Axel Plathe, the director of UNESCO’s Iraq office, tweeted that the attack was an "appalling attack on Iraq’s heritage", while Iraqi archaeologist Lamia al-Gailani told the BBC that ISIS was "erasing our history."
The government’s claim came days after a video released by ISIS showed militants using sledgehammers to smash ancient artifacts kept in a museum in Iraq’s northern city of Mosul. Statements made by men in the video described the treasures as symbols of idolatry that should be destroyed.
Experts said the reported destruction of the ancient Assyrian archaeological site located just south of , recalled the Taliban’s annihilation of large Buddha statues in Afghanistan in 2001, experts said.
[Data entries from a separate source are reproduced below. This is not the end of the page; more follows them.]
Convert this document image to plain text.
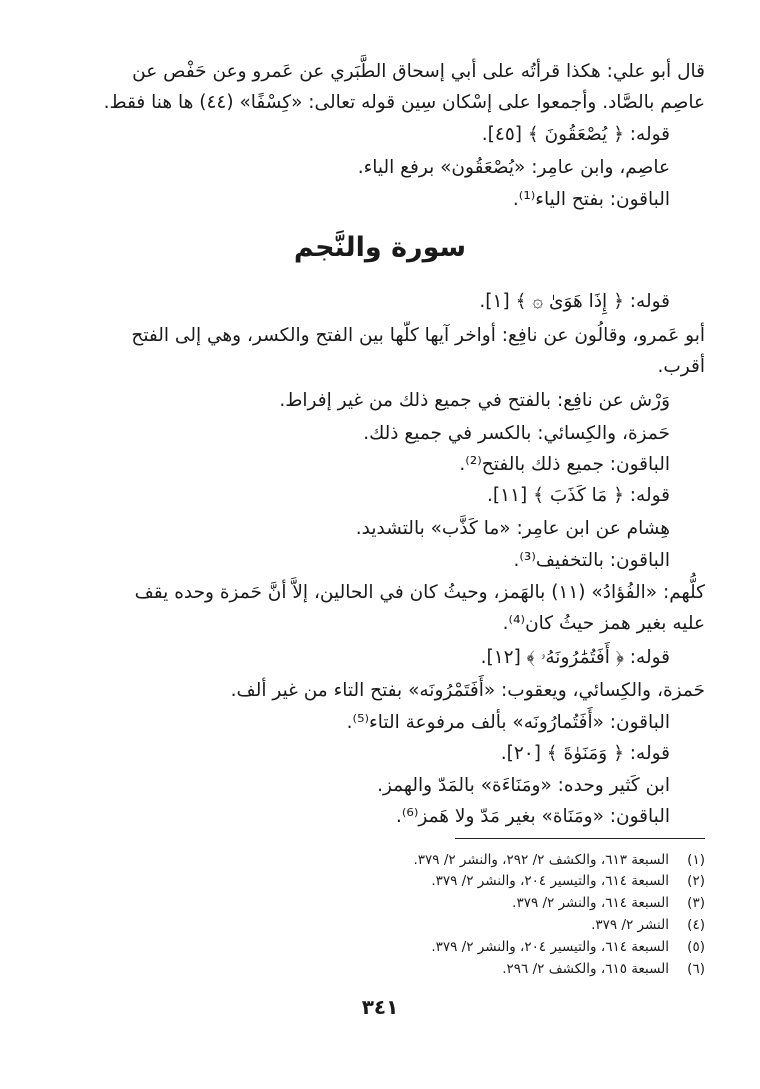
قال أبو علي: هكذا قرأتُه على أبي إسحاق الطَّبَري عن عَمرو وعن حَفْص عن
عاصِم بالصَّاد. وأجمعوا على إسْكان سِين قوله تعالى: «كِسْفًا» (٤٤) ها هنا فقط.
قوله: ﴿ يُصْعَقُونَ ﴾ [٤٥].
عاصِم، وابن عامِر: «يُصْعَقُون» برفع الياء.
الباقون: بفتح الياء⁽¹⁾.
سورة والنَّجم
قوله: ﴿ إِذَا هَوَىٰ ۞ ﴾ [١].
أبو عَمرو، وقالُون عن نافِع: أواخر آيها كلّها بين الفتح والكسر، وهي إلى الفتح
أقرب.
وَرْش عن نافِع: بالفتح في جميع ذلك من غير إفراط.
حَمزة، والكِسائي: بالكسر في جميع ذلك.
الباقون: جميع ذلك بالفتح⁽²⁾.
قوله: ﴿ مَا كَذَبَ ﴾ [١١].
هِشام عن ابن عامِر: «ما كَذَّب» بالتشديد.
الباقون: بالتخفيف⁽³⁾.
كلُّهم: «الفُؤادُ» (١١) بالهَمز، وحيثُ كان في الحالين، إلاَّ أنَّ حَمزة وحده يقف
عليه بغير همز حيثُ كان⁽⁴⁾.
قوله: ﴿ أَفَتُمَٰرُونَهُۥ ﴾ [١٢].
حَمزة، والكِسائي، ويعقوب: «أَفَتَمْرُونَه» بفتح التاء من غير ألف.
الباقون: «أَفَتُمارُونَه» بألف مرفوعة التاء⁽⁵⁾.
قوله: ﴿ وَمَنَوٰةَ ﴾ [٢٠].
ابن كَثير وحده: «ومَنَاءَة» بالمَدّ والهمز.
الباقون: «ومَنَاة» بغير مَدّ ولا هَمز⁽⁶⁾.
(١)السبعة ٦١٣، والكشف ٢/ ٢٩٢، والنشر ٢/ ٣٧٩.
(٢)السبعة ٦١٤، والتيسير ٢٠٤، والنشر ٢/ ٣٧٩.
(٣)السبعة ٦١٤، والنشر ٢/ ٣٧٩.
(٤)النشر ٢/ ٣٧٩.
(٥)السبعة ٦١٤، والتيسير ٢٠٤، والنشر ٢/ ٣٧٩.
(٦)السبعة ٦١٥، والكشف ٢/ ٢٩٦.
٣٤١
Nimrud was the second capital of Assyria, an ancient kingdom that began in about 900 B.C., partially in present-day Iraq, and became a great regional power. The city, which was destroyed in 612 B.C., is located on the Tigris River just south of Iraq’s second largest city, Mosul, which was captured by the Islamic State group in June.
The late 1980s discovery of treasures in Nimrud’s royal tombs was one of the 20th century’s most significant archaeological finds. After Iraq was invaded in 2003, archaeologists were relieved when they were found hidden in the country’s central Bank — in a secret vault-inside-a-vault submerged in sewage water.
Last year, the militants destroyed the Mosque of the Prophet Younis — or Jonah — and the Mosque of the Prophet Jirjis, two revered ancient shrines in Mosul. They also threatened to destroy Mosul’s 850-year old Crooked Minaret, but residents surrounded the structure, preventing the militants from approaching.